### What am i?

This is just a reference notebok showcasing how to write custom RNN steps in lasagne.
It follows `char_rnn.ipynb` right until the network composition phase.

You are invited to skip to that phase and read through what's defined there.

In [1]:
import numpy as np
import matplotlib.pyplot as plt
%matplotlib inline

# Generate names
* Struggle to find a name for the variable? Let's see how you'll come up with a name for your son/daughter.

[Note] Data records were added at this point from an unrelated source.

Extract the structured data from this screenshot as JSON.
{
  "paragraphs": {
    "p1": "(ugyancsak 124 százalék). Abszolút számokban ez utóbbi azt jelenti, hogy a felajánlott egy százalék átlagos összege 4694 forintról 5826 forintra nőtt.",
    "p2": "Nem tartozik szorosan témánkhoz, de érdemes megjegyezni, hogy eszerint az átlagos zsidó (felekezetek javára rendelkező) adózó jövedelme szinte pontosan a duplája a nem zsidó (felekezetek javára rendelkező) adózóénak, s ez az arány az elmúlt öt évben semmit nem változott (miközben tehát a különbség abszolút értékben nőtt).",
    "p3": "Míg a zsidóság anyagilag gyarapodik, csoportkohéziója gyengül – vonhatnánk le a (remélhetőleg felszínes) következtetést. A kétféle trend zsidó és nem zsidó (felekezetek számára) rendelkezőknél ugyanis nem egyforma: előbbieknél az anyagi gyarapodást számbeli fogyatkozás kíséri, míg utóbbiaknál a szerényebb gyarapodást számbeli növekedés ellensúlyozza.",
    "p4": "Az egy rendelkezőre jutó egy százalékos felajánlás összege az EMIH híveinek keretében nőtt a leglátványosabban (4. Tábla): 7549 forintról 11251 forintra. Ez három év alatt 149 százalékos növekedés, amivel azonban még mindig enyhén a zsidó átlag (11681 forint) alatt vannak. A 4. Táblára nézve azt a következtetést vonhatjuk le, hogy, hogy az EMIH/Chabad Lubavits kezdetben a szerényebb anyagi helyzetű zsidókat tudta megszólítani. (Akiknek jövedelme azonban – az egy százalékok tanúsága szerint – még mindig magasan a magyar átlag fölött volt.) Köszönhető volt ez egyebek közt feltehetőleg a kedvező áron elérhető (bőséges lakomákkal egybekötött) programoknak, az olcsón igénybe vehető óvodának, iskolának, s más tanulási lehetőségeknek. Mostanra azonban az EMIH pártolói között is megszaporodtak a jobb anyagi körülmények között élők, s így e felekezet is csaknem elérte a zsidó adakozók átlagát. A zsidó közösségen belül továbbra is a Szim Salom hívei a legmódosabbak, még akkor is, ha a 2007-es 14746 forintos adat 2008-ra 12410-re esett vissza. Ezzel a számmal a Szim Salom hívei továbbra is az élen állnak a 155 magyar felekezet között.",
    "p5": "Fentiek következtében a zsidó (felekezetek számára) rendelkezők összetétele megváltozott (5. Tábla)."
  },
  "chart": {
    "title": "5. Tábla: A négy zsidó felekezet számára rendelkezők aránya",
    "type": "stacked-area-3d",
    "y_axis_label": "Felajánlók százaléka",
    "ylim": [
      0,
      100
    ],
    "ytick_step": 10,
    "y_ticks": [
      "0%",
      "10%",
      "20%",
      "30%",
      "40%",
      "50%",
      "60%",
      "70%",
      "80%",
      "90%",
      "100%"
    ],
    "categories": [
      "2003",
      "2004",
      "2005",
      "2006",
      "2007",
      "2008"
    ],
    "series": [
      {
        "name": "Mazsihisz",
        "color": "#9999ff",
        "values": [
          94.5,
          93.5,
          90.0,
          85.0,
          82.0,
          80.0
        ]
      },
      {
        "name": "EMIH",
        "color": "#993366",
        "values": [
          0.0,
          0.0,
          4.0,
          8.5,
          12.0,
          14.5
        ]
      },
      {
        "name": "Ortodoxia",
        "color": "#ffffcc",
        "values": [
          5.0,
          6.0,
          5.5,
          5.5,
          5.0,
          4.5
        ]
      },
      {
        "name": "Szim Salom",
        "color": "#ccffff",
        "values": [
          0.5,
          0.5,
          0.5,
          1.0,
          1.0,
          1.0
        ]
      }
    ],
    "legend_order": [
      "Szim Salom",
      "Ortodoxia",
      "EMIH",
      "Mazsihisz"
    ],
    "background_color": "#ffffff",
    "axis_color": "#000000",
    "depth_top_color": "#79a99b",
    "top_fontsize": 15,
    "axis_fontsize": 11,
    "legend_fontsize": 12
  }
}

Surely no human has expertise over what is a good child name, so let us train NN instead.
* Dataset contains ~8k human names from different cultures[in latin transcript]
* Objective (toy problem): learn a generative model over names.

In [2]:
start_token = " "

with open("names") as f:
    names = f.read()[:-1].split('\n')
    names = [start_token+name for name in names]
    

In [3]:
print ('n samples = ',len(names))
for x in names[::1000]:
    print( x)

('n samples = ', 7944)
 Abagael
 Claresta
 Glory
 Liliane
 Prissie
 Geeta
 Giovanne
 Piggy


# Text processing

In [4]:
tokens = list(set(''.join(names)))

print ('n_tokens = ',len(tokens))


('n_tokens = ', 55)


In [5]:
#!token_to_id = <dictionary of symbol -> its identifier (index in tokens list)>
token_to_id = {t:i for i,t in enumerate(tokens) }

#!id_to_token = < dictionary of symbol identifier -> symbol itself>
id_to_token = {i:t for i,t in enumerate(tokens)}

### Cast everything from symbols into identifiers

In [6]:
names_ix = list(map(lambda name: list(map(token_to_id.get,name)),names))

MAX_LEN = 16
#crop long names and pad short ones
for i in range(len(names_ix)):
    names_ix[i] = names_ix[i][:MAX_LEN] #crop too long
    
    if len(names_ix[i]) < MAX_LEN:
        names_ix[i] += [token_to_id[" "]]*(MAX_LEN - len(names_ix[i])) #pad too short
        
assert len(set(map(len,names_ix)))==1

names_ix = np.array(names_ix)

# Input variables

In [7]:
import theano
import theano.tensor as T

import lasagne
from lasagne.layers import *

import agentnet
from agentnet import Recurrence
agentnet.config.shut_up() #disable warnings

In [8]:
sequence = T.matrix('token sequence','int64')

inputs = sequence[:,:-1]
targets = sequence[:,1:]


l_input_sequence = InputLayer(shape=(None, None),input_var=inputs)


# Build NN

You'll be building a model that takes token sequence and predicts next tokens at each tick

This is basically equivalent to how rnn step was described in the lecture

In [9]:
from agentnet.memory import GRUCell,LSTMCell,RNNCell
from agentnet.resolver import ProbabilisticResolver

###One step of rnn
class step:
    
    #inputs
    inp = InputLayer((None,),name='current character')
    h_prev = InputLayer((None,64),name='previous rnn state')
    
    #recurrent part
    emb = EmbeddingLayer(inp,len(tokens),16)
    
    h_new = DenseLayer(concat([h_prev,emb]),64,nonlinearity=T.tanh)
    #same: h_new = RNNCell(h_prev,emb)
    
    next_token_probas = DenseLayer(h_new,len(tokens),nonlinearity=T.nnet.softmax)
    
    #pick next token from predicted probas
    next_token = ProbabilisticResolver(next_token_probas)
    


### Recurrence, explained

You can use `Recurrence` to define a custom recurrent layer for lasagne, defined by a single-step graph.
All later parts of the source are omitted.